As the state retreated, mega-corporations began to usurp the strength of governments. They are gigantic oligopolies beyond the control of simple democracies, which have become more powerful and richer than states, like the modern East India Companies. These Googles and Amazons dominate our lives, fewer and fewer, dangerously indispensable and irresponsible giants. While politicians and civil servants are under intense media scrutiny, these mighty titans are impervious to outside gazes, their “corporate responsibility” thin disguise for the unbridled pursuit of profit. Further down the pecking order, the crash of 2008 showed how many companies rely on this ultimate and inevitable state guarantee if things go wrong.
Garrard disregards the romantics who imagine that large society and community organizations can compensate for the withdrawal of state support. There is no substitute for a big government, a public interest state ready to do whatever the people need. While he acknowledges that there is no ideal balance between the size of the state and that of private enterprise, it is clear that the scale has moved too far away from public control.
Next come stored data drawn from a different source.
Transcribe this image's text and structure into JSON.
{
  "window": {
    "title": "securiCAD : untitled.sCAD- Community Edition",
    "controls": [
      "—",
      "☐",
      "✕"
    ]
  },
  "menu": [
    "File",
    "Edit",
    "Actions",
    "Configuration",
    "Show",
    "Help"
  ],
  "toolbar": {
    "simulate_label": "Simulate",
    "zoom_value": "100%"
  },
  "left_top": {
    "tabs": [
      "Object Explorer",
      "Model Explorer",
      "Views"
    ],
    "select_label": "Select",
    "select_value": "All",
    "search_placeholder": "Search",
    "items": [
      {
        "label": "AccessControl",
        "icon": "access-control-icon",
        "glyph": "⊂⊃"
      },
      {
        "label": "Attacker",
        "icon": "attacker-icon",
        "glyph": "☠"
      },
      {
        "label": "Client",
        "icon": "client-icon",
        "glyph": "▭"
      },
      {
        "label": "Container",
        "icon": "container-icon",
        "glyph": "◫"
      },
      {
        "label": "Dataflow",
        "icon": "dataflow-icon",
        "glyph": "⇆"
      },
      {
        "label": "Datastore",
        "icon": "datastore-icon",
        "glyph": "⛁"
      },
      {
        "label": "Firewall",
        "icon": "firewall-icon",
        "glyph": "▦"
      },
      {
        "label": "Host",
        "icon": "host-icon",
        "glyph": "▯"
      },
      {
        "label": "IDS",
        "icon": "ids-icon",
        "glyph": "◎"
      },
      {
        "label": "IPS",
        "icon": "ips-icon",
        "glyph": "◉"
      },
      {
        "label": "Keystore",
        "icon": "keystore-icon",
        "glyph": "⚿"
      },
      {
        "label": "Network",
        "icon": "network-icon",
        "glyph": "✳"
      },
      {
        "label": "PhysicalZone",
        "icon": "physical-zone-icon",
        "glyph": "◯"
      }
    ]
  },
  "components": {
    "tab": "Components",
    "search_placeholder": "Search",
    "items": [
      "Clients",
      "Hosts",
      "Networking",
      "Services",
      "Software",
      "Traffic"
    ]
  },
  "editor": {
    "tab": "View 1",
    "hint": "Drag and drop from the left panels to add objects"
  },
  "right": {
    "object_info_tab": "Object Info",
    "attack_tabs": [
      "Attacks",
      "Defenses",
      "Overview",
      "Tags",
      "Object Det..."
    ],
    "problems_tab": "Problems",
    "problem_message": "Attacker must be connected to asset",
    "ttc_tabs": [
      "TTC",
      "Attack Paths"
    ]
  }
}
Garrard’s book neatly sums up the case with a helpful gallop through the history of the growing and then shrinking state. His evidence is familiar, drawn from the economist Mariana Mazzucato, who showed how private success has always been entirely dependent on state investment and research. No state means no business either. But he doesn’t insist enough on the one winning argument: that civilization will die without governments to control global warming.
It also makes little sense for electoral politics. He attempts no guide on how to get a country that voted Conservative for more than two-thirds of the Queen’s reign to embrace social democracy. Surely the crash of 2008 with taxpayers bailing out bankers should have done the trick, but it didn’t. Instead, rebellion erupted over Brexit. The hope must be that the savior state’s Covid experiment has flipped the switch.